Borrow terminology that works for your organization. NIST’s six functions might resonate with your leadership team. ISO’s control structure might fit your audit culture. CIS’s Implementation Groups might align with your maturity journey. Use language that enables communication rather than creating translation overhead.
Use mappings to find gaps. The frameworks overlap substantially but not completely. Cross-referencing your processes against multiple frameworks reveals blind spots. NIST’s governance emphasis might highlight a gap in board engagement. CIS’s specificity might reveal that your “access control policy” lacks implementation detail.
Certification is a business decision, not a security one.
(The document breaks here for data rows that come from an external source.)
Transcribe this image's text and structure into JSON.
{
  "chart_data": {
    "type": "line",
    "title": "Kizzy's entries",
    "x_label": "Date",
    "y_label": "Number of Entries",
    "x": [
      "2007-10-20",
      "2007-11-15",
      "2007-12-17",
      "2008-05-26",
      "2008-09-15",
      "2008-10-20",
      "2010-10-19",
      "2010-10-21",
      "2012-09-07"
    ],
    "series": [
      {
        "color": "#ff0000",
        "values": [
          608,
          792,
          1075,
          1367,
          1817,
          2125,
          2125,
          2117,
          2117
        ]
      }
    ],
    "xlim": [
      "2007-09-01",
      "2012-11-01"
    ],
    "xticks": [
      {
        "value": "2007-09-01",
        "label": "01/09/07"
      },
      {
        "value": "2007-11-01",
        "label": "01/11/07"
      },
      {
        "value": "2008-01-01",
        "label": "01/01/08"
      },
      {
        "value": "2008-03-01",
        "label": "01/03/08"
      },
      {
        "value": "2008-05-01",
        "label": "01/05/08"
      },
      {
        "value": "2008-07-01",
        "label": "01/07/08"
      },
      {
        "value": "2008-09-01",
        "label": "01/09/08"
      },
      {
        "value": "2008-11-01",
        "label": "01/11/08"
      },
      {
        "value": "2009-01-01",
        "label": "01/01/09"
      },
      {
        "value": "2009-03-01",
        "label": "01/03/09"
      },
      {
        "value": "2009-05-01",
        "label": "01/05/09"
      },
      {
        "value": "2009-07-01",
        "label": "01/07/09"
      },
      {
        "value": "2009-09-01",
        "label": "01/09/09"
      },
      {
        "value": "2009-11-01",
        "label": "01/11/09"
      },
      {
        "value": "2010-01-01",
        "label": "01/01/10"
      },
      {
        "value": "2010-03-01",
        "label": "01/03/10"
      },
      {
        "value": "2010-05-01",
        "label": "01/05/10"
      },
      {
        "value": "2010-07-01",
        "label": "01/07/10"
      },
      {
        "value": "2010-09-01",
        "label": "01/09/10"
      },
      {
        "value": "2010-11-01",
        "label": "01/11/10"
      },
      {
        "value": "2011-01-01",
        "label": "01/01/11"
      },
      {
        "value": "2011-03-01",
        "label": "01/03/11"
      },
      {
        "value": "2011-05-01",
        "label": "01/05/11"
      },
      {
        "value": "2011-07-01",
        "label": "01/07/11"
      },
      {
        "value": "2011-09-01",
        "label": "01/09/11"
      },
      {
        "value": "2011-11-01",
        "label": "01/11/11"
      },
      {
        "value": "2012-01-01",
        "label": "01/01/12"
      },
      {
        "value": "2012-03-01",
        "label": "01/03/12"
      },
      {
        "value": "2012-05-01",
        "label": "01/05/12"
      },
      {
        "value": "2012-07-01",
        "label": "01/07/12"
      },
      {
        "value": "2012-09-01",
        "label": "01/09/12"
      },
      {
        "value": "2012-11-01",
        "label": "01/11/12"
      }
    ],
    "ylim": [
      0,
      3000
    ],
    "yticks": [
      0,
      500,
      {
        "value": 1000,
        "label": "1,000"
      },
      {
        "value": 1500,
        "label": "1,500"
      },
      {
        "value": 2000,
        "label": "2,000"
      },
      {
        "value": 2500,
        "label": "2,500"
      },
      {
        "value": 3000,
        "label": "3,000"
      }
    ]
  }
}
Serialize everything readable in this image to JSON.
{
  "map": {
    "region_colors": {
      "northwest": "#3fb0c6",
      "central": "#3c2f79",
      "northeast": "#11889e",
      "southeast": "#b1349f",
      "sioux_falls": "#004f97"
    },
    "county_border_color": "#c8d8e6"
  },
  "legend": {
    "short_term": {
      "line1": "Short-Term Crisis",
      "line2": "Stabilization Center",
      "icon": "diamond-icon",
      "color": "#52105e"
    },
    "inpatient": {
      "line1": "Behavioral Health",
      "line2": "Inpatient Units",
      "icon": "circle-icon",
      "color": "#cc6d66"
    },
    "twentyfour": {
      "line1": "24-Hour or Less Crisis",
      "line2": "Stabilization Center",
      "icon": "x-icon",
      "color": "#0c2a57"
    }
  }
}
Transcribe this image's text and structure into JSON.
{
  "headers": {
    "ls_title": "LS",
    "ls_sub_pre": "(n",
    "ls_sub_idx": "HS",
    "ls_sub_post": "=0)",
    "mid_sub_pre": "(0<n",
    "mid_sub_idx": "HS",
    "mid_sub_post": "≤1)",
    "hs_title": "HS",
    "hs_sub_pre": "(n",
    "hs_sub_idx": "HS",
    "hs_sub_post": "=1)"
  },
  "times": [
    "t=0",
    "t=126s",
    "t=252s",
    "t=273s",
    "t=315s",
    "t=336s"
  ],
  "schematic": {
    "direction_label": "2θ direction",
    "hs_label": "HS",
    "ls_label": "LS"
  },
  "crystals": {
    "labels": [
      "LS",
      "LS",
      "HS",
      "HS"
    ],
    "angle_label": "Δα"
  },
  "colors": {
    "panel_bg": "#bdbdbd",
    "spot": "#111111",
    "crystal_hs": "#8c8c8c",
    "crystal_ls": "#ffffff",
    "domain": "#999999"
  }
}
ISO 27001 certification demonstrates to external parties that an independent auditor verified your management system. That may matter for customer requirements, regulatory expectations, or competitive positioning. It doesn’t make you more secure than an organization with equivalent practices that chose not to certify. Make the certification decision based on business value, not security value.
Conclusion
NIS2 establishes what organizations must achieve. ISO 27001, NIST CSF, and CIS Controls offer accumulated wisdom on how to achieve it. None is complete alone; each brings a distinct perspective that enriches security practice.
The mature approach isn’t choosing a framework—it’s treating these bodies of knowledge as resources that inform your organization’s continuously improving processes. Draw from ISO when you need management system rigor. Draw from NIST when you need to communicate with leadership. Draw from CIS when you need threat-informed implementation guidance.
Your processes should satisfy NIS2 requirements not because a framework told you to implement specific controls, but because you’ve built security practices appropriate to your organization’s risks—informed by the collective knowledge these frameworks represent.